The Deflect team has spent the last two years mitigating DDoS attacks against independent media and human rights websites. We’ve learnt a thing or two along the way and have put a lot of effort into developing open source software to make our lives (and weekends) a bit easier. The BotnetDBP project consists of four components to detect and ban malicious bots.
Banjax: responsible for early stage filtering, challenging and banning of bots, identified via regular expression matching
Learn2Ban: introduces intelligent, adaptive features to botnet detection and banning by using a machine-learning approach.
Botbanger: uses the support vector machine model constructed by Learn2Ban to test HTTP traffic and determine the legitimacy of the requester.
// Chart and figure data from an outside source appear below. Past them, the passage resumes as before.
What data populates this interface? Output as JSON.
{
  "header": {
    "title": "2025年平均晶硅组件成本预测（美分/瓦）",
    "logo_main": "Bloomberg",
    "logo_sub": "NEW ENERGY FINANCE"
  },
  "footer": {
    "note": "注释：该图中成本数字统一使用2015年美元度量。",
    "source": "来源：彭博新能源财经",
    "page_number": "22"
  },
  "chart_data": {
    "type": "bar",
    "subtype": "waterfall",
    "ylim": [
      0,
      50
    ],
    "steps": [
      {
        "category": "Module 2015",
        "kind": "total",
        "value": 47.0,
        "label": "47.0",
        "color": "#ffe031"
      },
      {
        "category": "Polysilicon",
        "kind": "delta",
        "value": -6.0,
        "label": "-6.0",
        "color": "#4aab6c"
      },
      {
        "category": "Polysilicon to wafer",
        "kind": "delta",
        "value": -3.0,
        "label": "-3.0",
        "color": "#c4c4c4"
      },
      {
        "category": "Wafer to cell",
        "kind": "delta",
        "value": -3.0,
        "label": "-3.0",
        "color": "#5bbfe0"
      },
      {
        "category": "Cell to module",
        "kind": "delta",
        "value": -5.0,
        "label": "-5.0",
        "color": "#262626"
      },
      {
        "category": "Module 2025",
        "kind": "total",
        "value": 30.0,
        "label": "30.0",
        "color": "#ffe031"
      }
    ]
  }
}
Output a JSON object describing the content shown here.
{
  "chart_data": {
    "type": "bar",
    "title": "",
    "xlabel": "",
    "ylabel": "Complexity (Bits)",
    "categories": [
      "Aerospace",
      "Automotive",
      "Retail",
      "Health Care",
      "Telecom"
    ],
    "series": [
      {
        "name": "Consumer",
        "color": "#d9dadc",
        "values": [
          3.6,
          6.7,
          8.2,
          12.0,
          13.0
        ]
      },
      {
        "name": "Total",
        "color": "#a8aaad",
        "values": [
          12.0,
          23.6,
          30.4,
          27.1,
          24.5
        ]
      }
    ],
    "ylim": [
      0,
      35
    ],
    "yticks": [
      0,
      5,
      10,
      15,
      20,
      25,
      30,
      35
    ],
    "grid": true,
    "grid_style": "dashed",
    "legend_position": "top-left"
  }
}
Swabber: is responsible for managing the actual banning of IP addresses identified by either Banjax or Learn2ban
Notably, current Learn2Ban accuracy has been determined at 90% and above (i.e. both false positives and true negatives amounted to less than 10%). In several cases, accuracy of 99% was achieved. We continue to develop models based on larger attacks the network receives
We rely on our community of peers and invite you to take a look at the code. Your commentary and analysis are essential to seeing this open source initiative mature and become of relevance to anyone running a web server. For reference, all components are built modularly and can be adapted to any web service environment, albeit Banjax was written as an Apache Traffic Server plugin.